John Isner punctuated his unexpected run to the Miami Open title with a surprising display of agility, dancing across the court while basking in a breakthrough.
The 6-foot-10 Isner looked twice as tall skipping about with a grin brighter than the Florida sunshine. He had just won the biggest title of his 14-year career, holding every service game and rallying past Alexander Zverev 6-7 (4), 6-4, 6-4 on Sunday.
Isner, who turns 33 this month, previously had been 0-3 in ATP Masters 1000 finals.
“You can’t replicate moments like this,” Isner said during the trophy ceremony. “I’m toward the latter part of my career; this is the best moment of my career.”
Isner’s win came in the last singles match on Key Biscayne before the Miami Open moves next year to the NFL Dolphins’ stadium.

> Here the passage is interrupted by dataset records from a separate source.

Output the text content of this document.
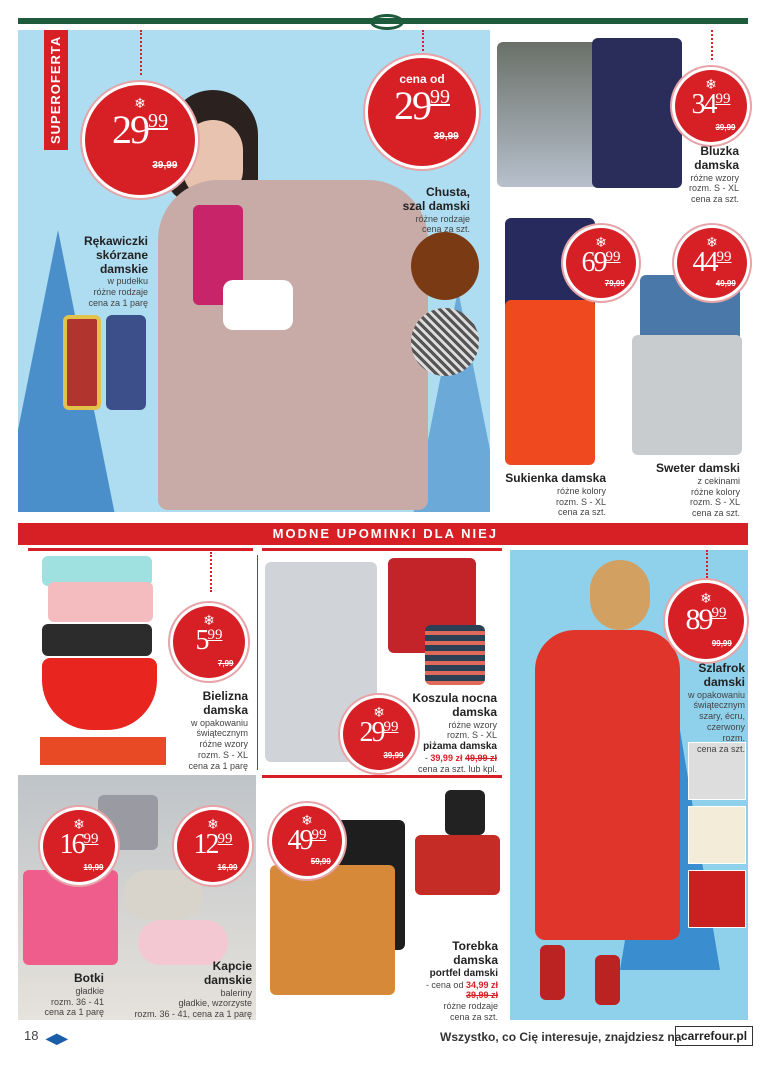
SUPEROFERTA	❄
2999
39,99
Rękawiczki
skórzane
damskie
w pudełku
różne rodzaje
cena za 1 parę
cena od
2999
39,99
Chusta,
szal damski
różne rodzaje
cena za szt.
❄
3499
39,99
Bluzka
damska
różne wzory
rozm. S - XL
cena za szt.
❄
6999
79,99
Sukienka damska
różne kolory
rozm. S - XL
cena za szt.
❄
4499
49,99
Sweter damski
z cekinami
różne kolory
rozm. S - XL
cena za szt.
MODNE UPOMINKI DLA NIEJ
❄
599
7,99
Bielizna
damska
w opakowaniu
świątecznym
różne wzory
rozm. S - XL
cena za 1 parę
❄
2999
39,99
Koszula nocna
damska
różne wzory
rozm. S - XL
piżama damska
- 39,99 zł 49,99 zł
cena za szt. lub kpl.
❄
8999
99,99
Szlafrok
damski
w opakowaniu
świątecznym
szary, écru,
czerwony
rozm.
cena za szt.
❄
1699
19,99
❄
1299
16,99
Botki
gładkie
rozm. 36 - 41
cena za 1 parę
Kapcie
damskie
baleriny
gładkie, wzorzyste
rozm. 36 - 41, cena za 1 parę
❄
4999
59,99
Torebka
damska
portfel damski
- cena od 34,99 zł
39,99 zł
różne rodzaje
cena za szt.
18 ◀▶	Wszystko, co Cię interesuje, znajdziesz na carrefour.pl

Seeded 14th, Isner became the first American man to win the tournament since Andy Roddick in 2010. Isner joined Sloane Stephens , who won the women’s title Saturday, for the first U.S. sweep in the event since 2004, when the champions were Roddick and Serena Williams.
The start of the last game was delayed by the crowd’s chants of “U-S-A!” Isner then held at love, and on the final three points he smacked aces, giving him 18 for the match and 79 for the tournament.
“I was just ready for this moment,” he said. “I’ve been here three other times, and I’ve lost three times on this stage. I was just ready for it.”
Isner is best known as tennis’ marathon man thanks to his 70-68 fifth-set victory over Nicolas Mahut at Wimbledon in 2010. He possesses perhaps the game’s biggest serve but has never reached a Grand Slam semifinal, largely because a lack of mobility makes it difficult for him to stay in rallies.
The string of victories on Key Biscayne surprised even him because he arrived with a record of 1-6 this year, including losses to players with rankings of 60, 62, 78 and 91.
“I couldn’t have scripted this,” Isner said. “I was playing very poorly. But that’s the way tennis goes. You gain a little confidence, and things start to roll your way.”
He played an almost flawless semifinal to beat Juan Martin del Potro, and was just good enough against the fourth-seeded Zverev, a precocious 20-year-old German who was bidding for his third Masters 1000 title in the past 12 months.
The Key Biscayne finale drew a near-capacity crowd, and the atmosphere was electrifying at times. When Isner hit a forehand winner during a tense final game of the second set, he whirled his index finger as he looked around at the roaring crowd, coaxing the decibel level still higher.
Two points later, when Zverev won a wild exchange with both players at the net, he waved both arms toward the stands, inspiring another crescendo from the fans.
Isner’s serve allowed him to overcome inconsistent returning, a succession of botched volleys and shaky play at crunch time. He converted only two of 12 break-point chances and lost his final three service points in the tiebreaker.
But he gave Zverev only three break-point chances, and Isner’s serve was at its best down the stretch. He made 83 percent of his first serves in the final set.
Meanwhile, baseline errors by Zverev mounted.
“I think I missed more shots today than I did in the whole tournament,” the young German said. “I played bad from the baseline, but it’s not easy against John. You always feel the pressure that if you get broken, you might lose the set.”
Mindful of that small margin for error when he lost serve to fall behind 5-4 in the final set, Zverev let his frustration boil over. He slammed his racket to the concrete, picked it up and slammed it again, and then tossed it gently to the stands as a mangled souvenir.
When Isner sealed the victory four points later, he also tossed his racket — but in celebration. Then it was time to dance.